The runner calls main with ..args — CLI argv. main returns an exit code. The IO channels (stdin, stdout, stderr) and the IO functions (read, write) come from import 'std/io.fnk', not as positional parameters.

{stdout, write} = import 'std/io.fnk'

main = fn ..args:
  write stdout, 'Hello, world'
  0

Writing to a stream

write stream, value sends value to stream and returns stream. The return value enables chaining via the pipeline operator:

stdout
| write ?, 'foo'
| write ?, 'bar'

This writes foobar to stdout. write is the recommended way to send to streams.

Low-level operators. >> and << are channel-send operators (x >> stream and stream << x) that also serve as bitwise shifts; dispatch is by value type. They remain available but write is preferred for stream IO.

Receiving from a channel

receive parks the current task until a message arrives:

line = receive stdin

Spawning and awaiting

spawn creates a task from a zero-arg function; await blocks on its result.

future = spawn fn:
  compute_something

result = await future

Reading raw bytes

read stream, n reads up to n bytes from a host stream (stdin, typically):

bytes = read stdin, 1024

Block scoping

Every indented body is its own scope; bindings inside don't leak out.

result = (
  tmp = 10 + 20
  tmp * 2
)
# tmp is not in scope here
# result == 60

Record field bodies, match arm bodies, and function bodies behave the same way.
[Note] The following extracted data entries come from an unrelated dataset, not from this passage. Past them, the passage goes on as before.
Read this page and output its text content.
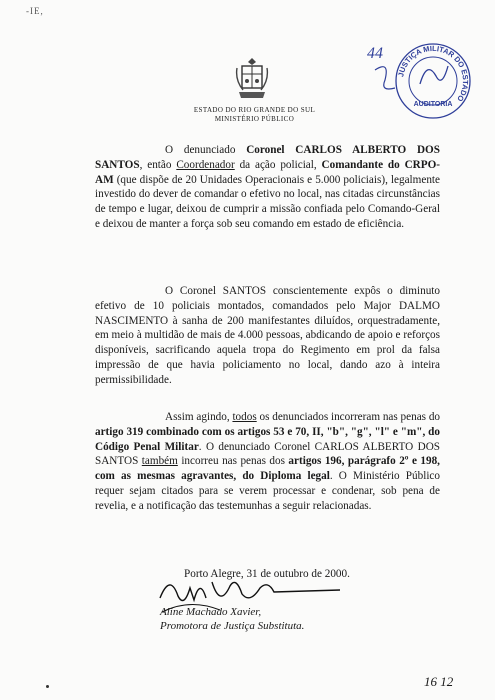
-IE,
ESTADO DO RIO GRANDE DO SUL
MINISTÉRIO PÚBLICO
44
JUSTIÇA MILITAR DO ESTADO
AUDITORIA

O denunciado Coronel CARLOS ALBERTO DOS SANTOS, então Coordenador da ação policial, Comandante do CRPO-AM (que dispõe de 20 Unidades Operacionais e 5.000 policiais), legalmente investido do dever de comandar o efetivo no local, nas citadas circunstâncias de tempo e lugar, deixou de cumprir a missão confiada pelo Comando-Geral e deixou de manter a força sob seu comando em estado de eficiência.

O Coronel SANTOS conscientemente expôs o diminuto efetivo de 10 policiais montados, comandados pelo Major DALMO NASCIMENTO à sanha de 200 manifestantes diluídos, orquestradamente, em meio à multidão de mais de 4.000 pessoas, abdicando de apoio e reforços disponíveis, sacrificando aquela tropa do Regimento em prol da falsa impressão de que havia policiamento no local, dando azo à inteira permissibilidade.

Assim agindo, todos os denunciados incorreram nas penas do artigo 319 combinado com os artigos 53 e 70, II, "b", "g", "l" e "m", do Código Penal Militar. O denunciado Coronel CARLOS ALBERTO DOS SANTOS também incorreu nas penas dos artigos 196, parágrafo 2º e 198, com as mesmas agravantes, do Diploma legal. O Ministério Público requer sejam citados para se verem processar e condenar, sob pena de revelia, e a notificação das testemunhas a seguir relacionadas.

Porto Alegre, 31 de outubro de 2000.
Aline Machado Xavier,
Promotora de Justiça Substituta.
16 12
Module scope is the only place where bindings are mutually recursive — order of definition does not matter inside a module.

Indentation

Indented lines continue the preceding construct. A decrease in indent ends the construct.

add
  mul 2, 3
  mul 3, 4

# continuation after a comma is fine
foo bar,
  spam

For inline statement separation with ; see Precedence and grouping.